Iran Deal Implementation: Six Months Later
The Iran nuclear deal remains controversial in the United States, largely because of critics who claim it has not delivered the benefits promised to the U.S. and its negotiating partners.
But a new report from Columbia University’s Center for Global Energy Policy, assessing the implementation of the agreement six months out, beings a different perspective. According to that documents, the agreement has successfully pushed out in time Iran’s ability to turn its weaponize its nuclear program.
Where implementation has faltered, according to the report, is in the area of the lifting of sanctions which have hobbled the Iranian economy. “Though nuclear implementation has gone largely according to plan,” the report concluded, “the same cannot be said of sanctions relief.”
The U.S. and its partners, as well and the United Nations, have done everything required of them under the accord.

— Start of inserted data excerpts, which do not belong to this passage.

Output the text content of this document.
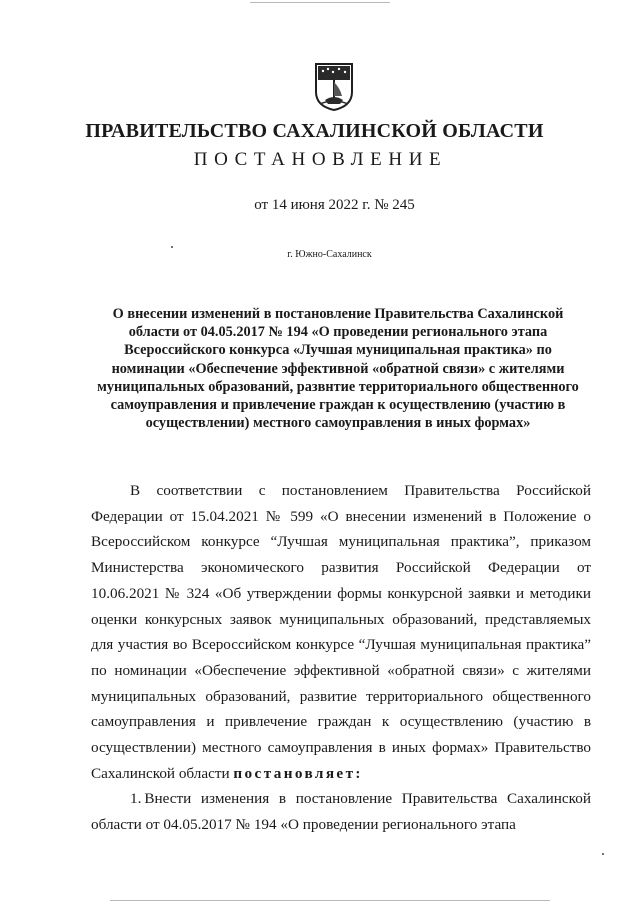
ПРАВИТЕЛЬСТВО САХАЛИНСКОЙ ОБЛАСТИ
ПОСТАНОВЛЕНИЕ
от 14 июня 2022 г. № 245
г. Южно-Сахалинск
О внесении изменений в постановление Правительства Сахалинской области от 04.05.2017 № 194 «О проведении регионального этапа Всероссийского конкурса «Лучшая муниципальная практика» по номинации «Обеспечение эффективной «обратной связи» с жителями муниципальных образований, развнтие территориального общественного самоуправления и привлечение граждан к осуществлению (участию в осуществлении) местного самоуправления в иных формах»

В соответствии с постановлением Правительства Российской Федерации от 15.04.2021 № 599 «О внесении изменений в Положение о Всероссийском конкурсе “Лучшая муниципальная практика”, приказом Министерства экономического развития Российской Федерации от 10.06.2021 № 324 «Об утверждении формы конкурсной заявки и методики оценки конкурсных заявок муниципальных образований, представляемых для участия во Всероссийском конкурсе “Лучшая муниципальная практика” по номинации «Обеспечение эффективной «обратной связи» с жителями муниципальных образований, развитие территориального общественного самоуправления и привлечение граждан к осуществлению (участию в осуществлении) местного самоуправления в иных формах» Правительство Сахалинской области постановляет:

1. Внести изменения в постановление Правительства Сахалинской области от 04.05.2017 № 194 «О проведении регионального этапа
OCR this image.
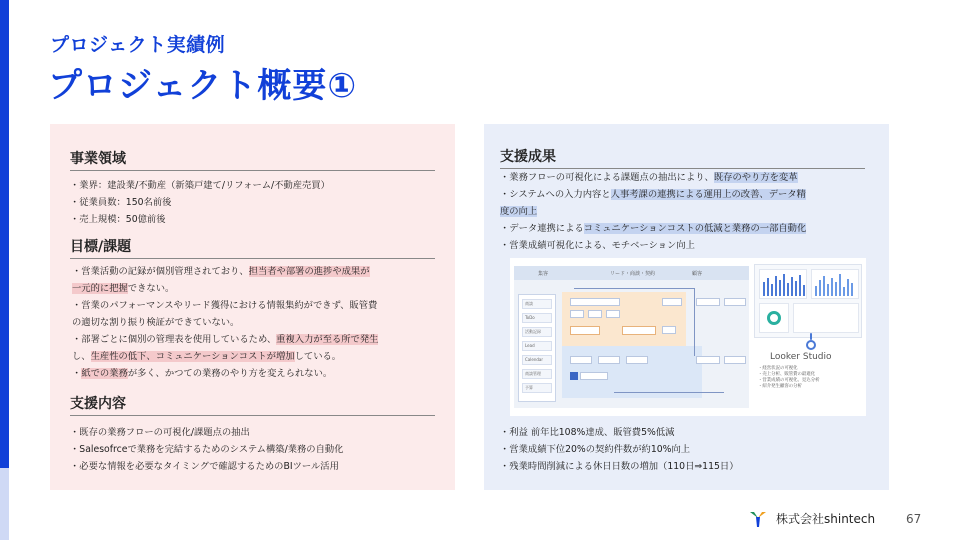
プロジェクト実績例
プロジェクト概要①
事業領域
・業界：建設業/不動産（新築戸建て/リフォーム/不動産売買）
・従業員数：150名前後
・売上規模：50億前後
目標/課題
・営業活動の記録が個別管理されており、担当者や部署の進捗や成果が
一元的に把握できない。
・営業のパフォーマンスやリード獲得における情報集約ができず、販管費
の適切な割り振り検証ができていない。
・部署ごとに個別の管理表を使用しているため、重複入力が至る所で発生
し、生産性の低下、コミュニケーションコストが増加している。
・紙での業務が多く、かつての業務のやり方を変えられない。
支援内容
・既存の業務フローの可視化/課題点の抽出
・Salesofrceで業務を完結するためのシステム構築/業務の自動化
・必要な情報を必要なタイミングで確認するためのBIツール活用
支援成果
・業務フローの可視化による課題点の抽出により、既存のやり方を変革
・システムへの入力内容と人事考課の連携による運用上の改善、データ精
度の向上
・データ連携によるコミュニケーションコストの低減と業務の一部自動化
・営業成績可視化による、モチベーション向上
集客	リード・商談・契約	顧客
商談
ToDo
活動記録
Lead
Calendar
商談管理
予算
Looker Studio
・経営状況の可視化
・売上分析、販管費の最適化
・営業成績の可視化、見込分析
・紹介発生顧客の分析
・利益 前年比108%達成、販管費5%低減
・営業成績下位20%の契約件数が約10%向上
・残業時間削減による休日日数の増加（110日⇒115日）
株式会社shintech	67
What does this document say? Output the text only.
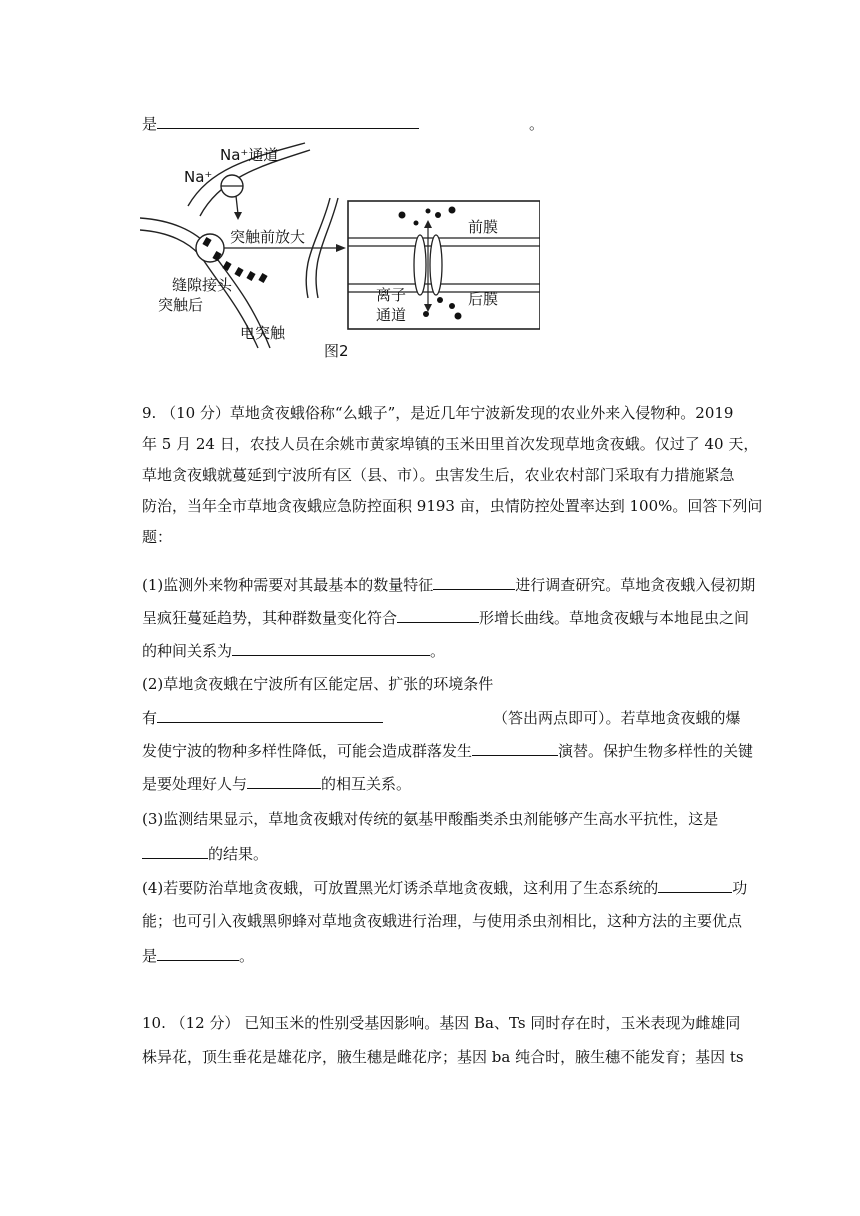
是	。
Na⁺通道
Na⁺
突触前放大
缝隙接头
突触后
电突触
离子
通道
前膜
后膜
图2
9. （10 分）草地贪夜蛾俗称“么蛾子”，是近几年宁波新发现的农业外来入侵物种。2019
年 5 月 24 日，农技人员在余姚市黄家埠镇的玉米田里首次发现草地贪夜蛾。仅过了 40 天，
草地贪夜蛾就蔓延到宁波所有区（县、市）。虫害发生后，农业农村部门采取有力措施紧急
防治，当年全市草地贪夜蛾应急防控面积 9193 亩，虫情防控处置率达到 100%。回答下列问
题：
(1)监测外来物种需要对其最基本的数量特征	进行调查研究。草地贪夜蛾入侵初期
呈疯狂蔓延趋势，其种群数量变化符合	形增长曲线。草地贪夜蛾与本地昆虫之间
的种间关系为	。
(2)草地贪夜蛾在宁波所有区能定居、扩张的环境条件
有	（答出两点即可）。若草地贪夜蛾的爆
发使宁波的物种多样性降低，可能会造成群落发生	演替。保护生物多样性的关键
是要处理好人与	的相互关系。
(3)监测结果显示，草地贪夜蛾对传统的氨基甲酸酯类杀虫剂能够产生高水平抗性，这是
的结果。
(4)若要防治草地贪夜蛾，可放置黑光灯诱杀草地贪夜蛾，这利用了生态系统的	功
能；也可引入夜蛾黑卵蜂对草地贪夜蛾进行治理，与使用杀虫剂相比，这种方法的主要优点
是	。
10. （12 分） 已知玉米的性别受基因影响。基因 Ba、Ts 同时存在时，玉米表现为雌雄同
株异花，顶生垂花是雄花序，腋生穗是雌花序；基因 ba 纯合时，腋生穗不能发育；基因 ts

But other circumstances are preventing Iran from gaining the economic benefits it expected under the agreement. One of these is low oil prices. Another is Iran’s internal regulatory and bureaucratic mess. There also remain U.S. financial sanctions against Iran and its banks unrelated to the implementation of the nuclear deal.
With regard to the latter two points, the paper suggests that Iran can enact domestic reforms to being its banking operations in compliance with international standards for anti-money laundering, tax compliance, financial disclosure, capital adequacy, and stopping the financing of terrorism. Reform of Iran’s bureaucratic processes would makes it easier for foreign companies and domestic entrepreneurs to operate. Pursuing more constructive policies that reduce tensions in the Middle East would alleviate concerns that sanctions will once again get worse.
Politically, it would be impossible for the U.S. to reduce residual sanctions on Iran. But the paper suggested there are measures the U.S. government could take. One would be the issuance of guidance the U.S. intends to use in judging foreign due diligence to prevent Iranian bad actors from receiving benefits from increased business. Another would allowing foreign companies to use U.S. business software and services to make it financially possible for them to do business with Iran.
“Ultimately,” the report stated, “time may be the most important element of Iran’s return to a more normal relationship with the international economy. Time will permit Iran’s compliance with its nuclear obligations to continue to be established and international companies and banks to regain their confidence in doing business in the country. Time will also enable Iran to make the kind of regulatory and bureaucratic reforms necessary for the Iranians to have the kind of economy that they appear to
desire…and to develop the political will to make the necessary changes at home.”
But time appears not to be on the side of Iranian leaders. They are facing “claims that they were suckered in their negotiations with the United States.” “The trick, therefore,” the report concluded, “will be to ensure that Iran is able to make more progress, even if halting, in its reintegration into the global economy and the rigorous monitoring of its progress.”